Arévalo empezó su historia con el caso de Nicaragua para concluirla con la destrucción del intento nacionalista de reforma agraria y social en la Guatemala que entre 1944-1954, libre ya de la dictadura de Jorge Ubico, intentó zafarse de otra de base económica: la construida por la United Fruit Company. Desde luego que algunos intentos anteriores o posteriores de Washington para controlar los procesos políticos de ciertos países latinoamericanos por la vía de la invasión, del apoyo a la oposición o de asesoría militar -las revoluciones de México y Cuba, la Nicaragua sandinista, Chile en la época de Allende, El Salvador en guerra civil o la "Operación Colombia"- le requirieron a Estados Unidos un esfuerzo mayor y su éxito no resultó tan contundente como el que tuvo en Guatemala o después en Dominicana, Granada, Panamá o Haití, pero en todos los casos la naturaleza de la relación entre la gran potencia y el resto del hemisferio siempre ha sido una relación de poder desigual en extremo.
¿Unión de las sardinas?
En la reunión de la Cumbre de la Unidad de América Latina y el Caribe celebrada en Cancún, México, se abrió la posibilidad de crear una Comunidad de Estados Latinoamericanos y Caribeños (CELC). La iniciativa obliga a reflexionar en torno a un proyecto viejo en la coyuntura actual: dar forma a un instrumento político regional sin la presencia del gobierno norteamericano.

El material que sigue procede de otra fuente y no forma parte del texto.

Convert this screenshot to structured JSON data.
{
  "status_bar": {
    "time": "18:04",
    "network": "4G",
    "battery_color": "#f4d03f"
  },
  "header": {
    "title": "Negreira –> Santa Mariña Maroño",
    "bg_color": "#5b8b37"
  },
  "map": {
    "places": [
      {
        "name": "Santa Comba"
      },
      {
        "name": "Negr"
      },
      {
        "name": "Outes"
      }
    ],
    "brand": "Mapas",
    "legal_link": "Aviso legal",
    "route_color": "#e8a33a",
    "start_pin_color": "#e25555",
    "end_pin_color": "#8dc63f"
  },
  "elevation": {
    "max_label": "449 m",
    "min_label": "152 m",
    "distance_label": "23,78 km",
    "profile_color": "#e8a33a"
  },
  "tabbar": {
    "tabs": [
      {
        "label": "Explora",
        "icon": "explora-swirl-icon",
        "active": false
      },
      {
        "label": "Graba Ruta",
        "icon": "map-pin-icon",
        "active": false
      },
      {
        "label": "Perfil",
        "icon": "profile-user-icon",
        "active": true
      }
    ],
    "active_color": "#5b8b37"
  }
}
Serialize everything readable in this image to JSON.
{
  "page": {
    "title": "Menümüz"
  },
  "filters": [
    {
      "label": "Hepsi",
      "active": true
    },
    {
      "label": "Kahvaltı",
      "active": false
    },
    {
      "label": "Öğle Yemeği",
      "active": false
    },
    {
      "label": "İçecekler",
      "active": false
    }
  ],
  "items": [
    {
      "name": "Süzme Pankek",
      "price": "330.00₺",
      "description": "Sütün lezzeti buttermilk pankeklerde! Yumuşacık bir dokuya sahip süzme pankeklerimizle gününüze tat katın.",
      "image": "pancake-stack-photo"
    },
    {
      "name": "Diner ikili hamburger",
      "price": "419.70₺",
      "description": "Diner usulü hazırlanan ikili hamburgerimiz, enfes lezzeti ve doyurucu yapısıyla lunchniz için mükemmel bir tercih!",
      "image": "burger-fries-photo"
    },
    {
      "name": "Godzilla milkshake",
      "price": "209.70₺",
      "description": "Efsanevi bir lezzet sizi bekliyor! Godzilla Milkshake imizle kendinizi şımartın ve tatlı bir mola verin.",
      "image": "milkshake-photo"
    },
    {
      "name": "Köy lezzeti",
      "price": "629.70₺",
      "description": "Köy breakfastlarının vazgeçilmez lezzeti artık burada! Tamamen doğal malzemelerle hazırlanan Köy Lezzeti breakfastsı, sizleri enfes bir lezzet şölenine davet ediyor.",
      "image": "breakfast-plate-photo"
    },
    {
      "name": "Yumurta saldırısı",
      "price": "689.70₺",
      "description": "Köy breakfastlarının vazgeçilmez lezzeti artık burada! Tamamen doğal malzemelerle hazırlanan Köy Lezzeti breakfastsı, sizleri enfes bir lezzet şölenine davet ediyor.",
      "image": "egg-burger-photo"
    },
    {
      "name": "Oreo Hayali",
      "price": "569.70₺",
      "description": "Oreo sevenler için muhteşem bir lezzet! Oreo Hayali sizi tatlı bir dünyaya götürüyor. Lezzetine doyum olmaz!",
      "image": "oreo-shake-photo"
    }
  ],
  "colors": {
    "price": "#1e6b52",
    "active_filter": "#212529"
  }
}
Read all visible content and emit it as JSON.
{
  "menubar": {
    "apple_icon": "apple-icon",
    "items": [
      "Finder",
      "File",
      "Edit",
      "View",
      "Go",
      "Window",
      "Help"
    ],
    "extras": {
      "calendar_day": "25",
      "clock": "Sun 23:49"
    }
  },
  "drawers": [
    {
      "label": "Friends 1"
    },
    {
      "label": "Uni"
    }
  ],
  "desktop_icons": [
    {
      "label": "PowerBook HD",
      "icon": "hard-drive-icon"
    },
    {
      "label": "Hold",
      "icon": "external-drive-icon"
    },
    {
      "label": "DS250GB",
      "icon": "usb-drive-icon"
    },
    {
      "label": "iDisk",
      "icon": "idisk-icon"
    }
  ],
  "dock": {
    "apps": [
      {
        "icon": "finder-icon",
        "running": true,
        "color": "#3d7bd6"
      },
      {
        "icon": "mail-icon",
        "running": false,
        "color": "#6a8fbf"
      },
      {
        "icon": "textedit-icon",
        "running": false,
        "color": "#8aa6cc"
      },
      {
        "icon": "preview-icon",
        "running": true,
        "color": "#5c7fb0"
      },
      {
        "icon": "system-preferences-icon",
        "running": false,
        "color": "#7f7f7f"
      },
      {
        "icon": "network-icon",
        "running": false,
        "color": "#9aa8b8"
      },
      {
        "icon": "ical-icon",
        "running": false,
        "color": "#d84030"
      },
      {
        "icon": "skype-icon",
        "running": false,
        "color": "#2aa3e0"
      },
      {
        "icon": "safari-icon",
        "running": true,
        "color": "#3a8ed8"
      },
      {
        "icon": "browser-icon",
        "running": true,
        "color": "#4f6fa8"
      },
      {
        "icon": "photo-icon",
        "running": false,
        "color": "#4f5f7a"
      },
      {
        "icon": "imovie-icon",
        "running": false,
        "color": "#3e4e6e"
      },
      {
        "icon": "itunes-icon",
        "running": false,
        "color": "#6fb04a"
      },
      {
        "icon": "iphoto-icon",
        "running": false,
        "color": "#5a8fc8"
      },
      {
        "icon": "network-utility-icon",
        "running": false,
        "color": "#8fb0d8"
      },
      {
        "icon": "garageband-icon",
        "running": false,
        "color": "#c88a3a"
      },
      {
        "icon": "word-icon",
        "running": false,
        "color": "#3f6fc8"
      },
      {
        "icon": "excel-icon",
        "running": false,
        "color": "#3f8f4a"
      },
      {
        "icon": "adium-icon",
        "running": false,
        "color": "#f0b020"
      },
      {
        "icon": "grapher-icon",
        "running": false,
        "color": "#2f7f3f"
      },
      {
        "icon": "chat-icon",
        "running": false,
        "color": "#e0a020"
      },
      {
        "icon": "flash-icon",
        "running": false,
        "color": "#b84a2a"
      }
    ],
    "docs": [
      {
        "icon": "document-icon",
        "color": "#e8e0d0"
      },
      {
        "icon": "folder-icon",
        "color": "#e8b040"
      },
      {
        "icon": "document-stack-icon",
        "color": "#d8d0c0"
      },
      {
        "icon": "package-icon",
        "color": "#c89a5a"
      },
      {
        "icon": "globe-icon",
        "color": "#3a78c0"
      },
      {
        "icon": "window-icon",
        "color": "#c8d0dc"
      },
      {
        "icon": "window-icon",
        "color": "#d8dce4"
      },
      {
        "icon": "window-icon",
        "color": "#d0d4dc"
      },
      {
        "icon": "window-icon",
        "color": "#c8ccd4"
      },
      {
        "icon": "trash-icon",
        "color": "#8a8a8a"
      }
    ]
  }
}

En México algunos ven la propuesta con simpatía mientras otros, más escépticos, simplemente se alzan de hombros y dicen que esa iniciativa nació muerta y que la historia así lo sugiere. Para los primeros es una idea que vale la pena explorar, para los otros no es más que una idea que ganó las ocho columnas por un día para luego engrosar el archivo muerto de las buenas intenciones. Idealmente, el CELC podría ser un espacio, modesto, sin duda, donde las sardinas se podrían reunir para encontrar la mejor manera de lograr, juntas, cambiar su estatus de sardinas por uno superior para convivir en mejores condiciones con el inevitable escualo.
El inicio de la historia
El esfuerzo por dar forma a algún tipo de concertación política entre las naciones americanas recién independizadas tiene un doble origen. Por un lado, el impulso norteamericano resumido en el mensaje del presidente James Monroe de 1823 -la "Doctrina Monroe"- que asumía la existencia de un sistema propio de los países del Hemisferio Occidental ya independientes, y que no toleraría ningún intento de reconquista europea. Por otro, la propuesta hecha por Simón Bolívar para convocar a un congreso latinoamericano en Panamá en 1826. En principio, Bolívar no deseaba ahí la presencia de Estados Unidos y sí, en cambio, buscaba un acuerdo con Inglaterra, cuyo interés económico le empujaba a apoyar la independencia latinoamericana amenazada por los planes de reconquista del rey de España, Fernando VII, con ayuda del conjunto de monarquías reaccionarias agrupadas en la Santa Alianza.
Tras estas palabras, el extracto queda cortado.